Sometimes it’s hard to distinguish between failures that lead to restoration and those that lead to disqualification, but in both cases, God is honored through brokenness and contrition (Ps. 51). Many Christians have seen public failure and hypocrisy. If there is nothing disqualifying here, it’s my hope that we see godly repentance, restoration, and sanctification through this story.

Though the situation is very different, I can remember being in college when John Piper took a leave of absence to deal with pride and address issues within his family in 2010. Piper requested that the elders approve over six months away to work through this pattern of sin; “I see several species of pride in my soul that, while they may not rise to the level of disqualifying me for ministry, grieve me, and have taken a toll on my relationship with Noël and others who are dear to me.”

Though there may have been people speculating about what was really going on, there’s no evidence anything was being hidden.
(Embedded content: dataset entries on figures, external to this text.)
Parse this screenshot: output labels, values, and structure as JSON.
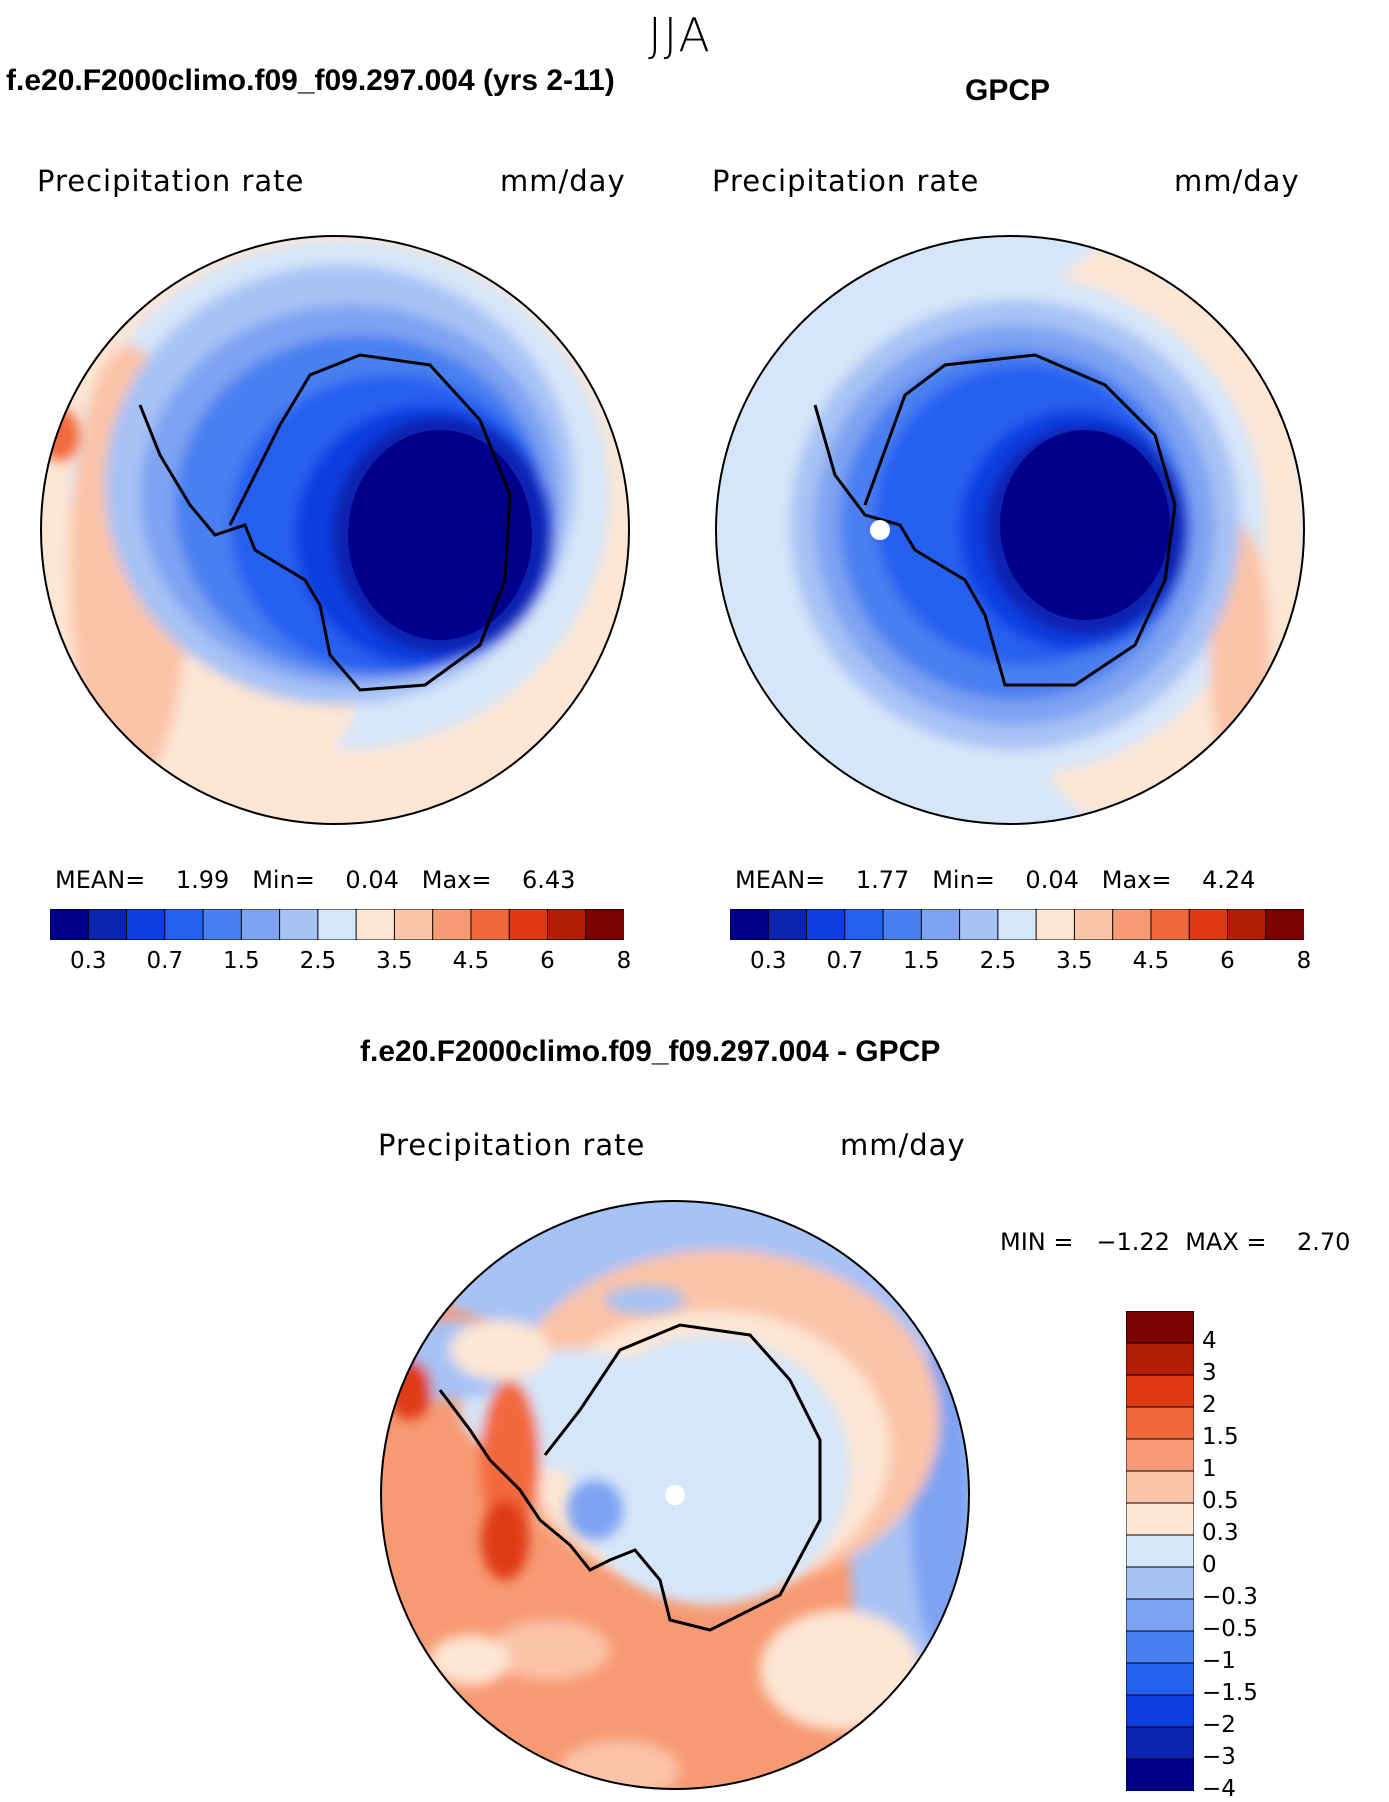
{
  "season": "JJA",
  "panels": [
    {
      "title": "f.e20.F2000climo.f09_f09.297.004 (yrs 2-11)",
      "variable": "Precipitation rate",
      "units": "mm/day",
      "stats": {
        "mean_label": "MEAN=",
        "mean": "1.99",
        "min_label": "Min=",
        "min": "0.04",
        "max_label": "Max=",
        "max": "6.43"
      }
    },
    {
      "title": "GPCP",
      "variable": "Precipitation rate",
      "units": "mm/day",
      "stats": {
        "mean_label": "MEAN=",
        "mean": "1.77",
        "min_label": "Min=",
        "min": "0.04",
        "max_label": "Max=",
        "max": "4.24"
      }
    },
    {
      "title": "f.e20.F2000climo.f09_f09.297.004 - GPCP",
      "variable": "Precipitation rate",
      "units": "mm/day",
      "stats": {
        "min_label": "MIN =",
        "min": "−1.22",
        "max_label": "MAX =",
        "max": "2.70"
      }
    }
  ],
  "colorbar_abs": {
    "colors": [
      "#00008b",
      "#0a24b0",
      "#0d3ee0",
      "#2660f0",
      "#4a7ff0",
      "#7ea3f2",
      "#a7c2f5",
      "#d6e6f9",
      "#fde6d4",
      "#fbc3a8",
      "#f79a73",
      "#f2693d",
      "#df3a12",
      "#b51e06",
      "#7b0000"
    ],
    "labels": [
      "0.3",
      "0.7",
      "1.5",
      "2.5",
      "3.5",
      "4.5",
      "6",
      "8"
    ]
  },
  "colorbar_diff": {
    "colors": [
      "#7b0000",
      "#b51e06",
      "#df3a12",
      "#f2693d",
      "#f79a73",
      "#fbc3a8",
      "#fde6d4",
      "#d6e6f9",
      "#a7c2f5",
      "#7ea3f2",
      "#4a7ff0",
      "#2660f0",
      "#0d3ee0",
      "#0a24b0",
      "#00008b"
    ],
    "labels": [
      "4",
      "3",
      "2",
      "1.5",
      "1",
      "0.5",
      "0.3",
      "0",
      "−0.3",
      "−0.5",
      "−1",
      "−1.5",
      "−2",
      "−3",
      "−4"
    ]
  }
}
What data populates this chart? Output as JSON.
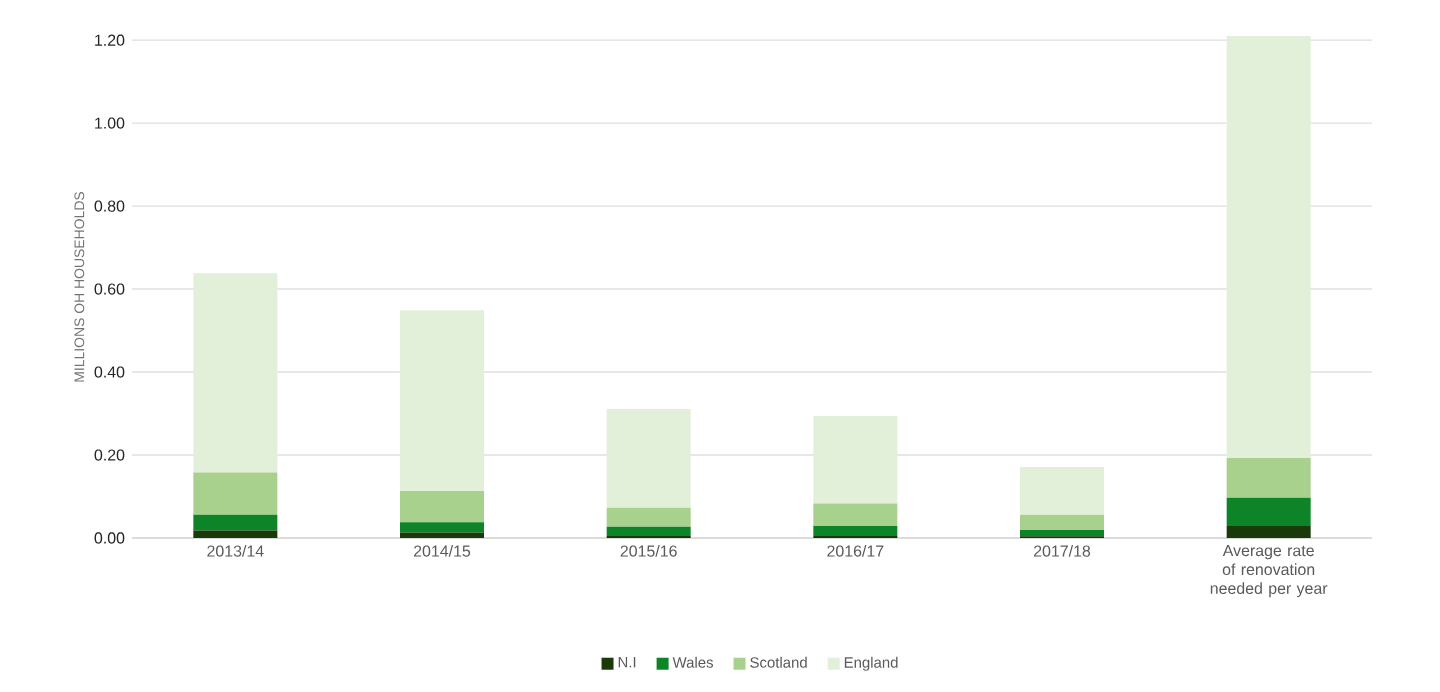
{
  "chart_data": {
    "type": "bar",
    "stacked": true,
    "ylabel": "MILLIONS OH HOUSEHOLDS",
    "categories": [
      "2013/14",
      "2014/15",
      "2015/16",
      "2016/17",
      "2017/18",
      "Average rate of renovation needed per year"
    ],
    "series": [
      {
        "name": "N.I",
        "color": "#1a3a0a",
        "values": [
          0.018,
          0.013,
          0.005,
          0.005,
          0.004,
          0.029
        ]
      },
      {
        "name": "Wales",
        "color": "#0d8428",
        "values": [
          0.038,
          0.025,
          0.022,
          0.024,
          0.015,
          0.068
        ]
      },
      {
        "name": "Scotland",
        "color": "#a8d18d",
        "values": [
          0.102,
          0.075,
          0.046,
          0.054,
          0.037,
          0.096
        ]
      },
      {
        "name": "England",
        "color": "#e2efd9",
        "values": [
          0.48,
          0.436,
          0.238,
          0.211,
          0.115,
          1.017
        ]
      }
    ],
    "ylim": [
      0,
      1.21
    ],
    "yticks": [
      {
        "value": 0,
        "label": "0.00"
      },
      {
        "value": 0.2,
        "label": "0.20"
      },
      {
        "value": 0.4,
        "label": "0.40"
      },
      {
        "value": 0.6,
        "label": "0.60"
      },
      {
        "value": 0.8,
        "label": "0.80"
      },
      {
        "value": 1.0,
        "label": "1.00"
      },
      {
        "value": 1.2,
        "label": "1.20"
      }
    ],
    "grid": "y",
    "legend": "bottom"
  }
}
Instead, that leave of absence may have saved his ministry.

John Piper returned to pastor Bethlehem Baptist Church for another two years and continues to lead the college, seminary, and Desiring God. Who knows what would have happened without that intentional, public, painful, embarrassing leave of absence? What seeds that were taking root would have grown into full bloom if they had not been plucked out? What further damage would have been done if they had made the easy decision to focus on all the good ministry going on?

This is the nature of repentance. It’s always better to repent and deal with sin than to let it keep growing.

My hope and prayer for Matt Chandler is that this is a moment that empowers another 30 years of ministry. As difficult and embarrassing as it is to deal with sin now, it’s far easier than it might be five years from now. Repentance is always the best course.

I hope these words come true in hindsight: “For whoever would save his life will lose it, but whoever loses his life for my sake will find it. For what will it profit a man if he gains the whole world and forfeits his soul? Or what shall a man give in return for his soul?” (Matthew 16:25-26).

Dr. Cole Feix is the founder and president of So We Speak and the Senior Pastor of Carlton Landing Community Church in Oklahoma.